🔒 🧃 What Were They Drinking?! (Part 2 ++)
Secret Subscriber Only Edition to Part Two of 'Oops, We Made It Worse' (Part 2 of 7 Part Series)
Top of the Series: 🧯 Oops, We Made It Worse (Part 1)
Previous: 🧃 What Were They Drinking?! (Part 2)
🔒🧃 Welcome to the Secret Bar: For Subscribers Only
You found it. Tucked behind the soda fountain of corporate history lies this subscribers-only secret pour—a fizzy collection of insane beverage branding decisions that made it past focus groups, marketing VPs, and, somehow, common sense.
In this hidden chapter of Oops, We Made It Worse, we’re cracking open the stories of drinks that fizzled, flopped, and in some cases, fueled full-on chaos. From New Coke’s identity crisis to Four Loko’s blackouts in a can, this is your backroom pass to the most legendary beverage branding disasters ever bottled.

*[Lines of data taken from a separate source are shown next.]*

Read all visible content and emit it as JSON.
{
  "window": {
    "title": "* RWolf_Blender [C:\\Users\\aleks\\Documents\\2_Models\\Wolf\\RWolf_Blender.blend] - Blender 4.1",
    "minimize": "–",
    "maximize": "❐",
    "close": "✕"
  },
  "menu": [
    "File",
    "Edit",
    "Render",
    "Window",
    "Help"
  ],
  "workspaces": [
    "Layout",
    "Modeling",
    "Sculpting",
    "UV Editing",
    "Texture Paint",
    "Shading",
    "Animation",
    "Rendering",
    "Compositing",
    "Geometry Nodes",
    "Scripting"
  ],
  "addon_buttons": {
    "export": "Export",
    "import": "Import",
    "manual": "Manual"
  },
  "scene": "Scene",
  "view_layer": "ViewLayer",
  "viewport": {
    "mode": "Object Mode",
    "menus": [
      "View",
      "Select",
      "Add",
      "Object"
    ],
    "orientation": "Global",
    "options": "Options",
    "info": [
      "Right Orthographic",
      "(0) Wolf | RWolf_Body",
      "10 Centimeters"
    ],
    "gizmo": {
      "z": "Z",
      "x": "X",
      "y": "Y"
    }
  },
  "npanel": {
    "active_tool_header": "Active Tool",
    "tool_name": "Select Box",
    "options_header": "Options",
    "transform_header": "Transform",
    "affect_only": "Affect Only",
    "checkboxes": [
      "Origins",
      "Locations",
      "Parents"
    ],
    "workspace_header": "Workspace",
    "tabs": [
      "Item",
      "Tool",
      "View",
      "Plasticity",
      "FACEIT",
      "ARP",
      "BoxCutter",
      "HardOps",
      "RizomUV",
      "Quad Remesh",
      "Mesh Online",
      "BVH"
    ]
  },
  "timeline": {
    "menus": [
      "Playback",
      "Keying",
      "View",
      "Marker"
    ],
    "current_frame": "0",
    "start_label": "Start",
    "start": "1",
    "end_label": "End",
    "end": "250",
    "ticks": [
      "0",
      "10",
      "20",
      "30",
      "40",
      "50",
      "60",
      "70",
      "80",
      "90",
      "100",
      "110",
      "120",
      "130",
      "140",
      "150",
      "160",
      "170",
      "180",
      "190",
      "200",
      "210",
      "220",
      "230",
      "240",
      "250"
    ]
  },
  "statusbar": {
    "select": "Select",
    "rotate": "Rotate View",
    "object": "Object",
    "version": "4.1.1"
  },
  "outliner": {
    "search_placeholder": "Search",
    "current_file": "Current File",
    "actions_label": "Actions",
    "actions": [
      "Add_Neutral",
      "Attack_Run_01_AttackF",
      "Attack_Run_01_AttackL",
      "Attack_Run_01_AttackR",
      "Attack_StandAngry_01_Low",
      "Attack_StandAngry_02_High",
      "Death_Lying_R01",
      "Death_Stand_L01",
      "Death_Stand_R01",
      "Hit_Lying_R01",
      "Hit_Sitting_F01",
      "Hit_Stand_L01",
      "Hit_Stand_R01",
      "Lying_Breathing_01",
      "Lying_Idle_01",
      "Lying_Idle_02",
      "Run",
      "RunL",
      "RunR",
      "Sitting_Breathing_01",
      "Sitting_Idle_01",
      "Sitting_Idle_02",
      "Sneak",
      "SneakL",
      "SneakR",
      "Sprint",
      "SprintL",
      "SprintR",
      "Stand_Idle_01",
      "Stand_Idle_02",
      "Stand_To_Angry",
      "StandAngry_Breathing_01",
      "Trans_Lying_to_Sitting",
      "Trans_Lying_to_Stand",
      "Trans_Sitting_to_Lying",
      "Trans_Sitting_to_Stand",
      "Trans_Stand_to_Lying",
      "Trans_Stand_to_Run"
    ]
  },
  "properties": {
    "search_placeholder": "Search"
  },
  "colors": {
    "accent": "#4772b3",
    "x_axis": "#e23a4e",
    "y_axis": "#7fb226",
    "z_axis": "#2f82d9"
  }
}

So grab a seat, pour something that won’t land you on a watchlist, and let’s toast to the marketers who said:
“You know what would really shake things up?”
🥤 New Coke: The Taste of Overconfidence (and Awkward Endorsements)
Tagline: When you replace an icon, maybe don’t have Bill Cosby vouch for it.
In 1985, Coca-Cola made what is now considered one of the most baffling decisions in corporate history: they killed their own best-seller. Not because it was failing. But because they were afraid Pepsi’s “taste test” marketing was working too well.
So they launched New Coke, a sweeter, smoother formula designed to beat Pepsi in lab conditions. And to help the public fall in love with it, they turned to the man America still (then) trusted: Bill Cosby.
Yes. That Bill Cosby.
Decked out in Coke’s signature red, Cosby appeared in TV spots assuring the country that the new formula was better than the original. That it was “smoother.” That it had “a better aftertaste.” That we should trust him.
🚨 Cue 1985 consumer response: pure meltdown.